Os filhos podem se tornar proprietários de parte do imóvel em razão da herança, mas isso não significa que possam simplesmente exigir que a viúva deixe a residência.

O direito é vitalício e personalíssimo e, enquanto perdurar, os herdeiros não podem exigir aluguel da viúva pelo simples fato de ela permanecer no imóvel protegido pelo direito de habitação. 

A viúva tem direito à pensão por morte?

Sim, a viúva pode ter direito à pensão por morte, desde que estejam preenchidos os requisitos previdenciários.

No RGPS, o cônjuge está na primeira classe de dependentes do segurado, juntamente com companheiro e determinados filhos. A dependência econômica do cônjuge é presumida. 

Mas existe uma informação muito importante: pensão por morte não é herança.

Ela é um benefício previdenciário e não entra na partilha do inventário como se fosse um imóvel ou uma conta bancária.

A pensão por morte é dividida com os filhos?

Pode ser.

Se houver outros dependentes habilitados na mesma classe, a pensão será dividida entre eles conforme as regras previdenciárias.


Por quanto tempo a viúva recebe a pensão por morte?

Isso depende das regras previdenciárias aplicáveis, da idade da viúva na data do óbito, do tempo de casamento ou união estável e das demais condições previstas na legislação.

No RGPS, para óbitos submetidos às regras atuais, a duração varia conforme a idade do cônjuge ou companheiro na data do falecimento, podendo chegar a ser vitalícia para quem tinha 45 anos ou mais, observados os demais requisitos legais. 


E se a viúva vivia em união estável, mas nunca formalizou a relação?

A falta de casamento ou de escritura de união estável não significa que a companheira perdeu seus direitos. Esse é um dos problemas mais delicados que chegam ao escritório de uma advogada especialista em inventário.

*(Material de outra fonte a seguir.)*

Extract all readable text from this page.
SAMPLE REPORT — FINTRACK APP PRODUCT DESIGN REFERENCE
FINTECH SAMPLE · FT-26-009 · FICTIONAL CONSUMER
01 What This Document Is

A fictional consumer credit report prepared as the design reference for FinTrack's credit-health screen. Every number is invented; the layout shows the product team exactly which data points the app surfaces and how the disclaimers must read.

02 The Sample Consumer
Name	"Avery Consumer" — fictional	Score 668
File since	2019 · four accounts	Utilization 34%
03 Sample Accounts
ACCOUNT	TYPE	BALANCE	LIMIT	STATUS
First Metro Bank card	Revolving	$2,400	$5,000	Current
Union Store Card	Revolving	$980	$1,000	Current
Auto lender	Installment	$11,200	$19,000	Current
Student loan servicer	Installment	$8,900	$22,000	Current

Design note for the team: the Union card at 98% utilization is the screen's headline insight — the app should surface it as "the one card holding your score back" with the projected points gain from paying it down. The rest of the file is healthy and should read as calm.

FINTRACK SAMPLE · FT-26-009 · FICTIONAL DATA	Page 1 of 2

Se existia uma união estável, mas ela não foi formalizada, será necessário comprovar  a existência da relação,  quando os demais herdeiros não reconhecem a companheira como integrante da família.

A ausência de escritura pública não elimina, por si só, a possibilidade de reconhecimento da união estável.

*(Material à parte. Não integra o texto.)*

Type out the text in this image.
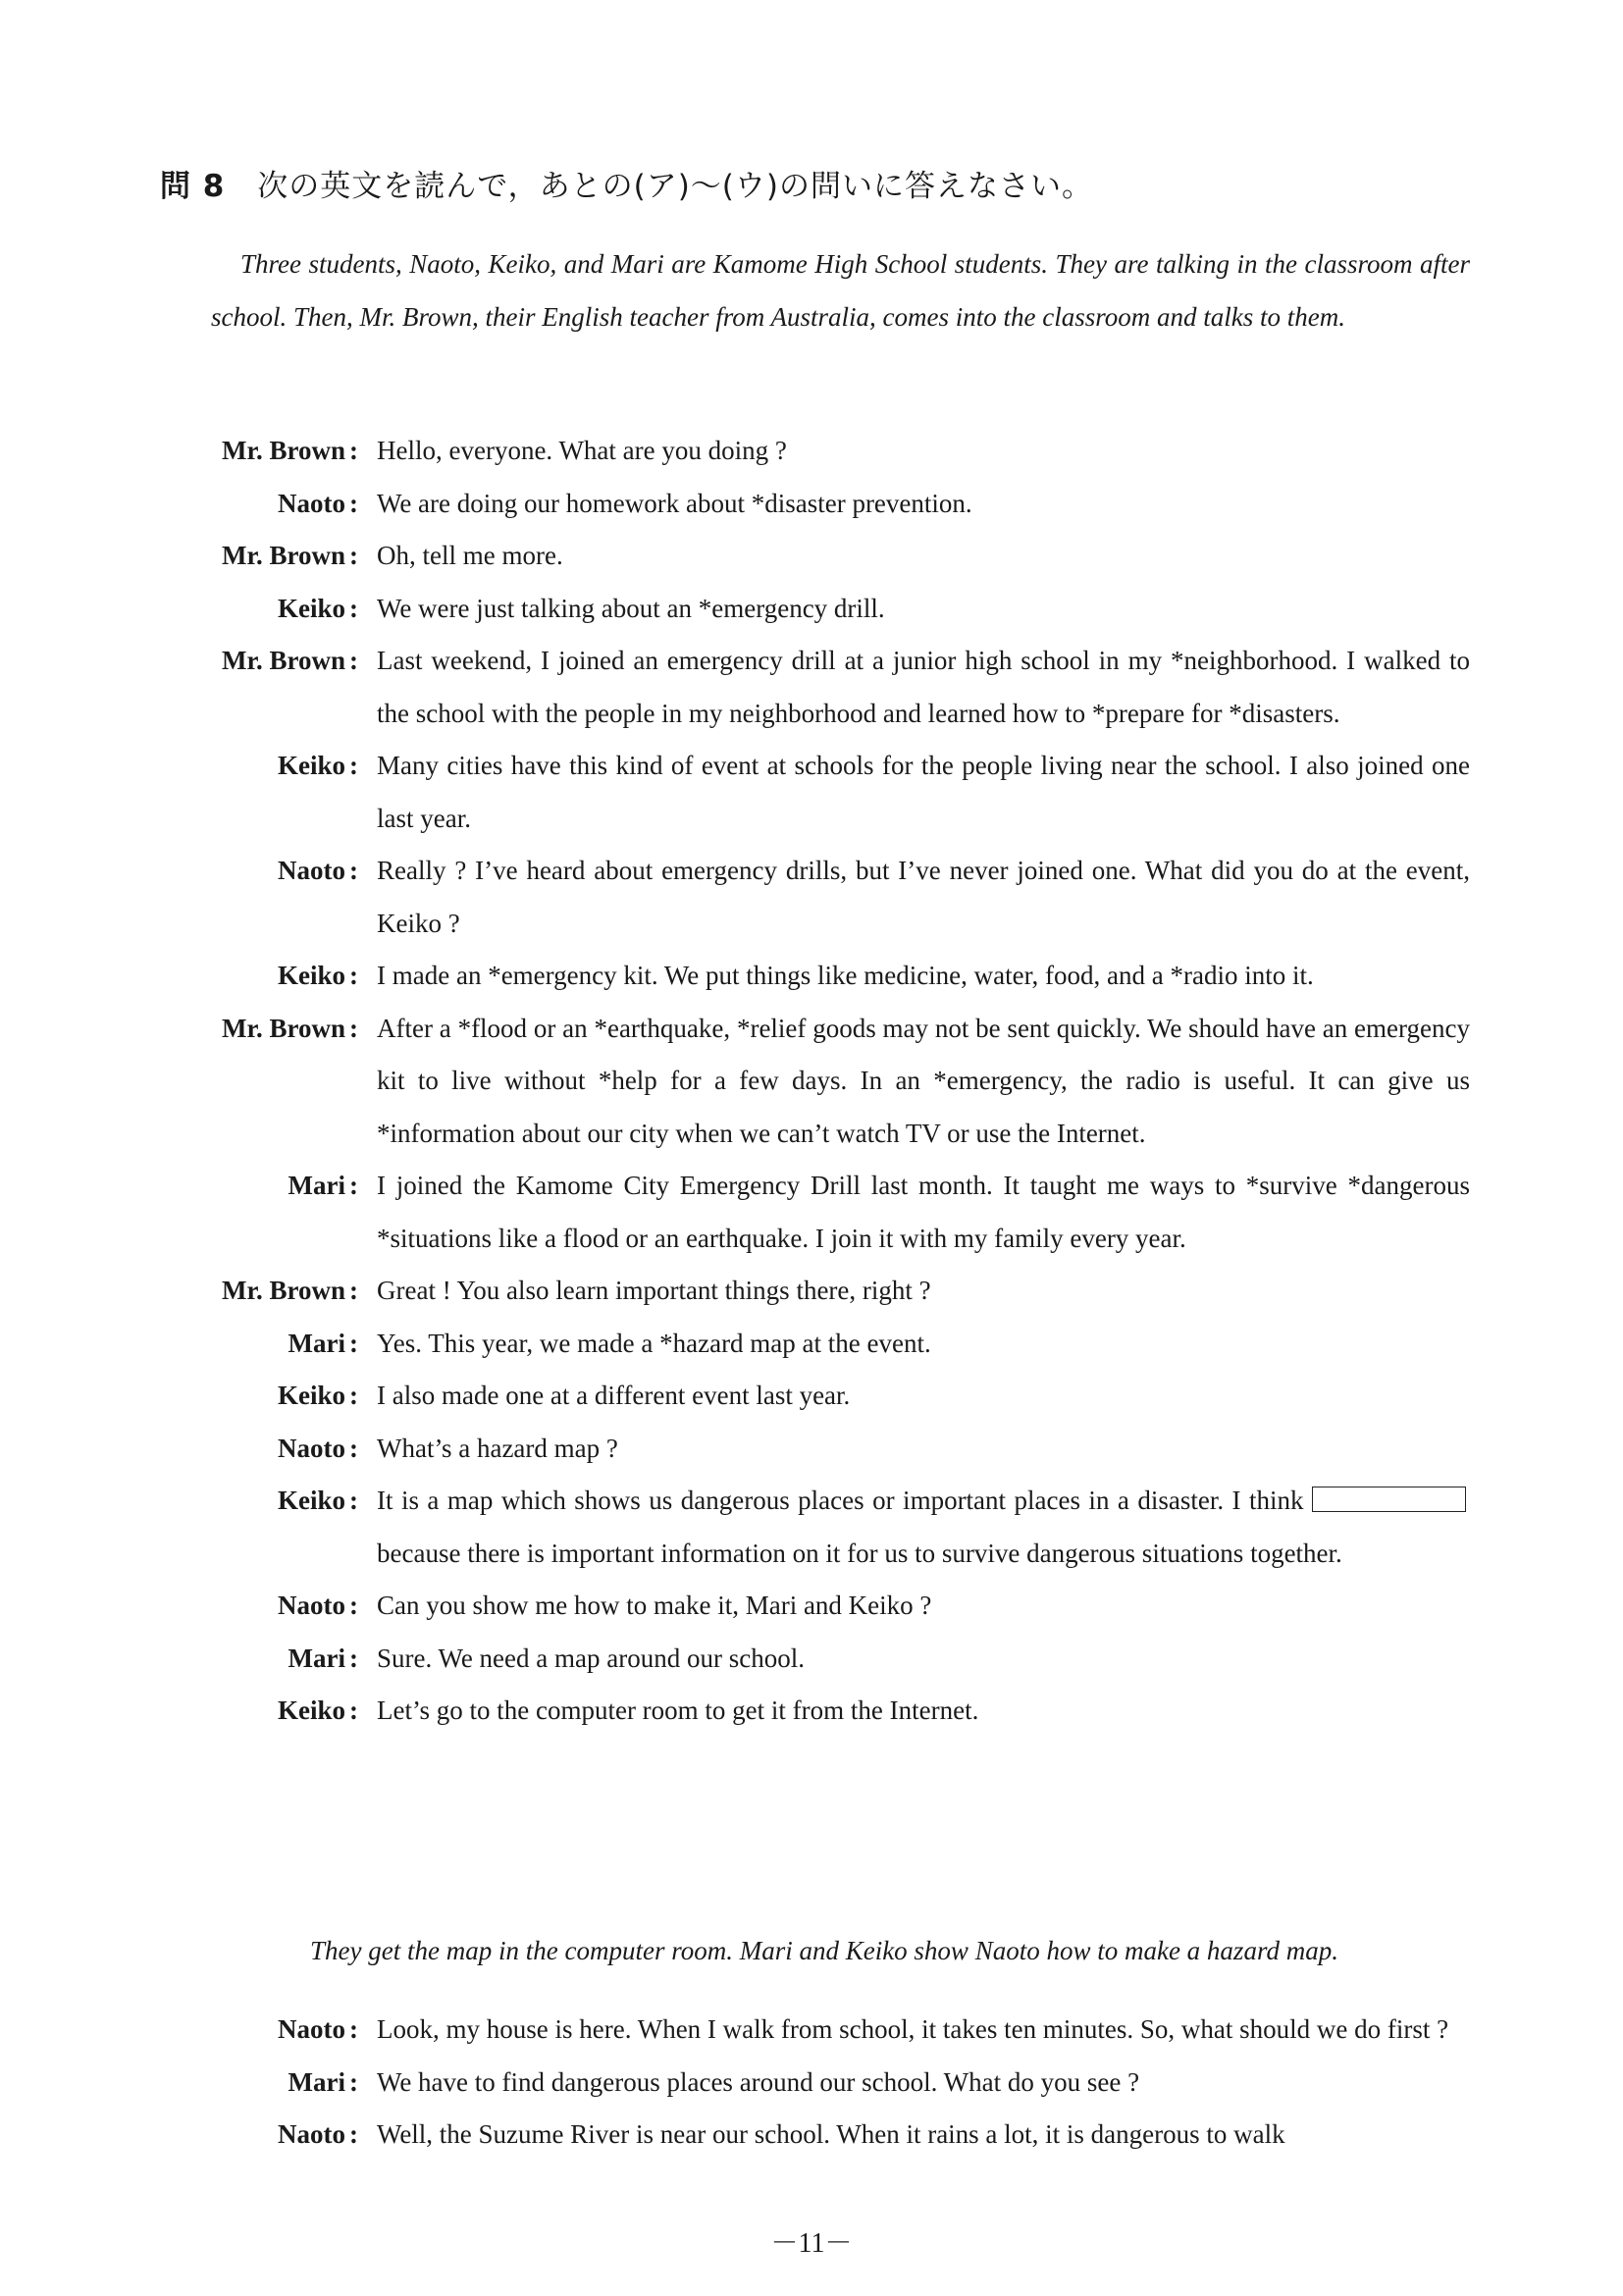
問 8 次の英文を読んで，あとの(ア)〜(ウ)の問いに答えなさい。

Three students, Naoto, Keiko, and Mari are Kamome High School students. They are talking in the classroom after school. Then, Mr. Brown, their English teacher from Australia, comes into the classroom and talks to them.

Mr. Brown : Hello, everyone. What are you doing ?
Naoto : We are doing our homework about *disaster prevention.
Mr. Brown : Oh, tell me more.
Keiko : We were just talking about an *emergency drill.
Mr. Brown : Last weekend, I joined an emergency drill at a junior high school in my *neighborhood. I walked to the school with the people in my neighborhood and learned how to *prepare for *disasters.
Keiko : Many cities have this kind of event at schools for the people living near the school. I also joined one last year.
Naoto : Really ? I’ve heard about emergency drills, but I’ve never joined one. What did you do at the event, Keiko ?
Keiko : I made an *emergency kit. We put things like medicine, water, food, and a *radio into it.
Mr. Brown : After a *flood or an *earthquake, *relief goods may not be sent quickly. We should have an emergency kit to live without *help for a few days. In an *emergency, the radio is useful. It can give us *information about our city when we can’t watch TV or use the Internet.
Mari : I joined the Kamome City Emergency Drill last month. It taught me ways to *survive *dangerous *situations like a flood or an earthquake. I join it with my family every year.
Mr. Brown : Great ! You also learn important things there, right ?
Mari : Yes. This year, we made a *hazard map at the event.
Keiko : I also made one at a different event last year.
Naoto : What’s a hazard map ?
Keiko : It is a map which shows us dangerous places or important places in a disaster. I think because there is important information on it for us to survive dangerous situations together.
Naoto : Can you show me how to make it, Mari and Keiko ?
Mari : Sure. We need a map around our school.
Keiko : Let’s go to the computer room to get it from the Internet.

They get the map in the computer room. Mari and Keiko show Naoto how to make a hazard map.

Naoto : Look, my house is here. When I walk from school, it takes ten minutes. So, what should we do first ?
Mari : We have to find dangerous places around our school. What do you see ?
Naoto : Well, the Suzume River is near our school. When it rains a lot, it is dangerous to walk
－11－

A companheira em união estável tem direito à herança?

Sim, o companheiro sobrevivente tem proteção sucessória.

O Supremo Tribunal Federal afastou a distinção sucessória entre cônjuge e companheiro, determinando a aplicação do regime sucessório do art. 1.829 do Código Civil também às uniões estáveis.

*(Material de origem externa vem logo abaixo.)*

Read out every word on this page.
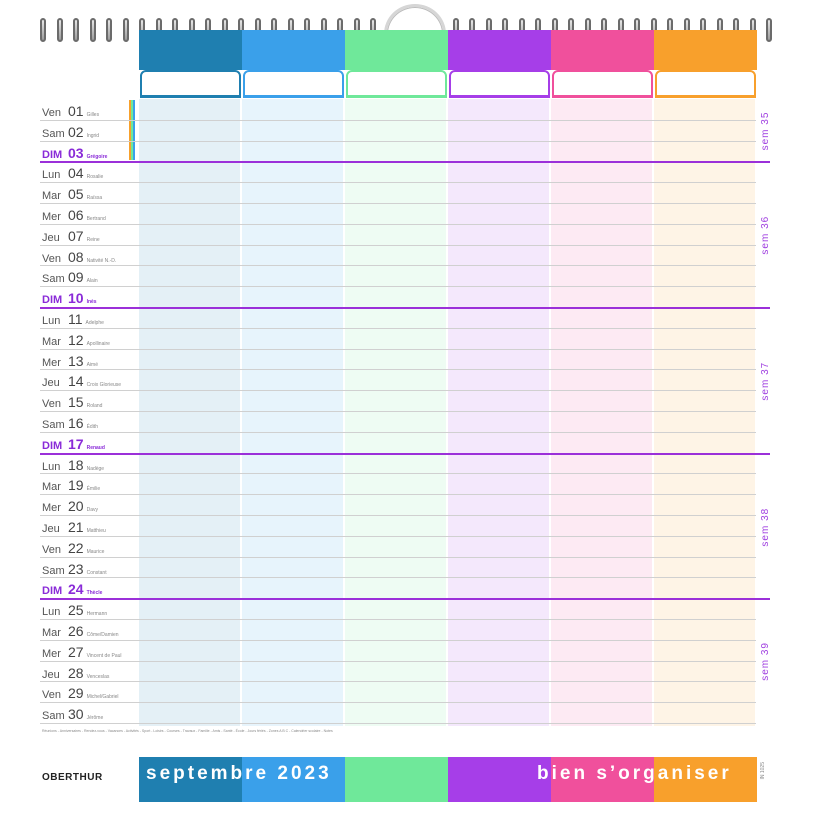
Ven 01 Gilles
Sam 02 Ingrid
DIM 03 Grégoire
Lun 04 Rosalie
Mar 05 Raïssa
Mer 06 Bertrand
Jeu 07 Reine
Ven 08 Nativité N.-D.
Sam 09 Alain
DIM 10 Inès
Lun 11 Adelphe
Mar 12 Apollinaire
Mer 13 Aimé
Jeu 14 Croix Glorieuse
Ven 15 Roland
Sam 16 Édith
DIM 17 Renaud
Lun 18 Nadège
Mar 19 Émilie
Mer 20 Davy
Jeu 21 Matthieu
Ven 22 Maurice
Sam 23 Constant
DIM 24 Thècle
Lun 25 Hermann
Mar 26 Côme/Damien
Mer 27 Vincent de Paul
Jeu 28 Venceslas
Ven 29 Michel/Gabriel
Sam 30 Jérôme
sem 35
sem 36
sem 37
sem 38
sem 39
Réunions - Anniversaires - Rendez-vous - Vacances - Activités - Sport - Loisirs - Courses - Travaux - Famille - Amis - Santé - École - Jours fériés - Zones A B C - Calendrier scolaire - Notes
OBERTHUR septembre 2023	bien s’organiser	IN 1025
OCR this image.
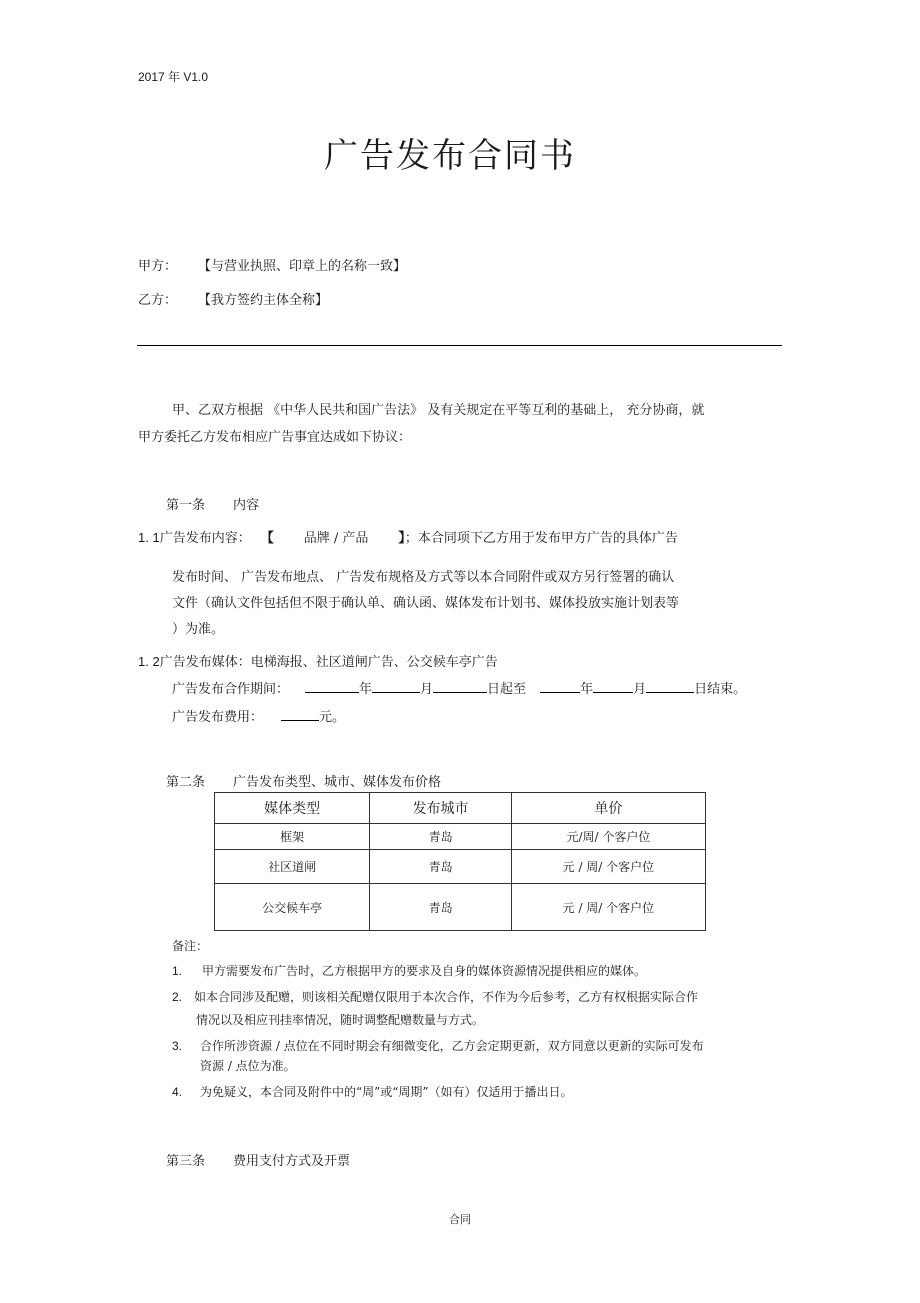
2017 年 V1.0
广告发布合同书
甲方： 【与营业执照、印章上的名称一致】
乙方： 【我方签约主体全称】
甲、乙双方根据 《中华人民共和国广告法》 及有关规定在平等互利的基础上， 充分协商，就
甲方委托乙方发布相应广告事宜达成如下协议：
第一条 内容
1. 1广告发布内容： 【 品牌 / 产品 】；本合同项下乙方用于发布甲方广告的具体广告
发布时间、 广告发布地点、 广告发布规格及方式等以本合同附件或双方另行签署的确认
文件（确认文件包括但不限于确认单、确认函、媒体发布计划书、媒体投放实施计划表等
）为准。
1. 2广告发布媒体：电梯海报、社区道闸广告、公交候车亭广告
广告发布合作期间：	年	月	日起至	年	月	日结束。
广告发布费用：	元。
第二条 广告发布类型、城市、媒体发布价格
媒体类型	发布城市	单价
框架	青岛	元/周/ 个客户位
社区道闸	青岛	元 / 周/ 个客户位
公交候车亭	青岛	元 / 周/ 个客户位
备注：
1. 甲方需要发布广告时，乙方根据甲方的要求及自身的媒体资源情况提供相应的媒体。
2. 如本合同涉及配赠，则该相关配赠仅限用于本次合作，不作为今后参考，乙方有权根据实际合作
情况以及相应刊挂率情况，随时调整配赠数量与方式。
3. 合作所涉资源 / 点位在不同时期会有细微变化，乙方会定期更新，双方同意以更新的实际可发布
资源 / 点位为准。
4. 为免疑义，本合同及附件中的“周”或“周期”（如有）仅适用于播出日。
第三条 费用支付方式及开票
合同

Qual é o regime de bens da união estável?

Na ausência de contrato escrito estabelecendo outro regime, aplica-se à união estável, em regra, o regime da comunhão parcial de bens.

Isso significa que a companheira tem direito à meação dos bens adquiridos onerosamente durante a união, observadas as exceções legais.

E, além da meação, deverá ser analisado seu direito sucessório.

Essa distinção é essencial: meação não é herança.

A companheira pode ser meeira em relação a determinados bens e herdeira em relação a outros.

E se os filhos do falecido não reconhecerem a união estável?

Nesse cenário, a questão deve ser levada ao Poder Judiciário. A companheira pode buscar o reconhecimento da união estável, para assegurar seus direitos patrimoniais e sucessórios.

Uma advogada especialista em inventário deverá analisar as provas disponíveis, como documentos, residência comum, contas, aquisição conjunta de patrimônio, dependência econômica, declarações, correspondências, fotografias e outros elementos capazes de demonstrar a existência da relação. O objetivo é demonstrar juridicamente a existência de uma relação que preenchia os requisitos da união estável.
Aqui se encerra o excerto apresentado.